Survey Shows Consumers Willing to Pay More for Hamburger, Deli Ham and Pork ChopsTue, 18 Mar 2014 11:11:27 CDT
Americans are more willing to pay higher prices for hamburger, deli ham and pork chops than they were last month. That's according to the latest willingness-to-pay survey conducted as part of Oklahoma State University's monthly Food Demand Survey. The survey also showed consumers were less tolerant of high prices for chicken and steak in March than they were in February.
Survey respondents said they would pay an average of $2.20 for deli ham in March. That was up 23 cents from the month before. They also said they would pay 22 cents more for a pound of hamburger and eight cents more per pound of pork chops.
Their willingness to pay for beans and rice dropped nearly 24 percent in this latest survey.
The survey was conducted with at least 1,000 shoppers and was weighted to match the U.S. population in terms of gender, race, age, education and region of residence.
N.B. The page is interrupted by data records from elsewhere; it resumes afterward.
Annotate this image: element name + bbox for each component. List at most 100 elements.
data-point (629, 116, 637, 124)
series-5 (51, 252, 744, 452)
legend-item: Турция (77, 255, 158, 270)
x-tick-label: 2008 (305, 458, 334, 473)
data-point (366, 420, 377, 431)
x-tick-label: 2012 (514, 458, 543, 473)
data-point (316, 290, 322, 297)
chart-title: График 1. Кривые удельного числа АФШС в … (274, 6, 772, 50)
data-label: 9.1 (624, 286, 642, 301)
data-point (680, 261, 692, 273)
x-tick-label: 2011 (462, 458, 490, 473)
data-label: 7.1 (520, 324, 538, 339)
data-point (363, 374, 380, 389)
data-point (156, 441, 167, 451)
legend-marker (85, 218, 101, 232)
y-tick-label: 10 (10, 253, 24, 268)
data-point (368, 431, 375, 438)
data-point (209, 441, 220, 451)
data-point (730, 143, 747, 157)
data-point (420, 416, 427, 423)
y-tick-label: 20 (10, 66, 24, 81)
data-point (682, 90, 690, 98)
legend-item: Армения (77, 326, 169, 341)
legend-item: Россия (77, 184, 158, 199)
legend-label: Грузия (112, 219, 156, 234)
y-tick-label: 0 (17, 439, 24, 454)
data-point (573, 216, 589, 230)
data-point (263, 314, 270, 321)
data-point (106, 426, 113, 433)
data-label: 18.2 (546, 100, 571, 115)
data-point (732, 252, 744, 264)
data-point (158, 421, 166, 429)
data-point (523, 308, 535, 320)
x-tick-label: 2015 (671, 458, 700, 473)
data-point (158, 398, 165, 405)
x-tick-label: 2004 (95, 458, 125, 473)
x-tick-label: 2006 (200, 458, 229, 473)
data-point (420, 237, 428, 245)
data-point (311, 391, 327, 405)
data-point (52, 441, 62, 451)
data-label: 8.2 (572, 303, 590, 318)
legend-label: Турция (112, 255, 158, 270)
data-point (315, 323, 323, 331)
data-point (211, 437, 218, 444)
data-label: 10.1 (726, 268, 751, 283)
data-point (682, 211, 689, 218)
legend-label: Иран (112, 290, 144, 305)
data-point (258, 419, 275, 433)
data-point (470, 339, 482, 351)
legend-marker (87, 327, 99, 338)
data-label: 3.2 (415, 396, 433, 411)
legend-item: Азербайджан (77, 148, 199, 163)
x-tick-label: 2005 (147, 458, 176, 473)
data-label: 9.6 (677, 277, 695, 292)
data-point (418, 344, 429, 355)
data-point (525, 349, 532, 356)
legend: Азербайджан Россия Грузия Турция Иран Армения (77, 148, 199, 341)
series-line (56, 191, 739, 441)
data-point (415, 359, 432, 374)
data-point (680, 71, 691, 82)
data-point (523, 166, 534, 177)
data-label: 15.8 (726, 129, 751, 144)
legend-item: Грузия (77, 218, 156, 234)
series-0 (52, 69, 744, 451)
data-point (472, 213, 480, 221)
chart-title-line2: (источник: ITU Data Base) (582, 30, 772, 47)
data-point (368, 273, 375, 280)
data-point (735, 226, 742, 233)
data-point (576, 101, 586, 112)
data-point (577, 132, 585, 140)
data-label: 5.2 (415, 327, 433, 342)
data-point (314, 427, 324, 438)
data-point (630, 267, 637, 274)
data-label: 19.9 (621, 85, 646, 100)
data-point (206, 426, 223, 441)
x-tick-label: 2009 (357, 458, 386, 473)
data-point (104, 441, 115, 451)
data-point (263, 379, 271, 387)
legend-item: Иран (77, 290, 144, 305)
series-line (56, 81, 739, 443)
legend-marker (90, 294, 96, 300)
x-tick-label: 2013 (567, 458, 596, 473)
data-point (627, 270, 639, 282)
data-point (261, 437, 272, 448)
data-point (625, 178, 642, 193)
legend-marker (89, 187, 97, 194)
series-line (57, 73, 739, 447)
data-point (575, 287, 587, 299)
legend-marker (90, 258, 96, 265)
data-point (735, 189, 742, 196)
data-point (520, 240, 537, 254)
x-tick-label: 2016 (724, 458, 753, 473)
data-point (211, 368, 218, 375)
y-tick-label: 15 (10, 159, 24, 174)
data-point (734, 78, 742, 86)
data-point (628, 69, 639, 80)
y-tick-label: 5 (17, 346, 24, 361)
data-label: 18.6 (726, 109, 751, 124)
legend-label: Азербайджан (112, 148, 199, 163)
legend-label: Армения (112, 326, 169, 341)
Consumers' willingness to pay for steak dropped four percent over the month, from $6.87 per pound to $6.59 per pound. Chicken breasts saw a slightly lower decline in willingness to pay from $5.04 to $486 per pound.
Survey respondents reported their expenditures on groceries rose 1.01 percent in February and their spending on meals away from home dropped .31 percent. They say they are eating out less often than in the past.
The Food Demand Survey also reported consumers expect to see higher beef prices in the coming weeks along with higher chicken and pork prices.
When it comes to purchasing foods, survey respondents reported their main challenge is now finding affordable foods. They are less concerned than in the past with food safety issues and animal welfare issues.
The Food Demand Survey is compiled monthly by Jason Lusk of Oklahoma State University.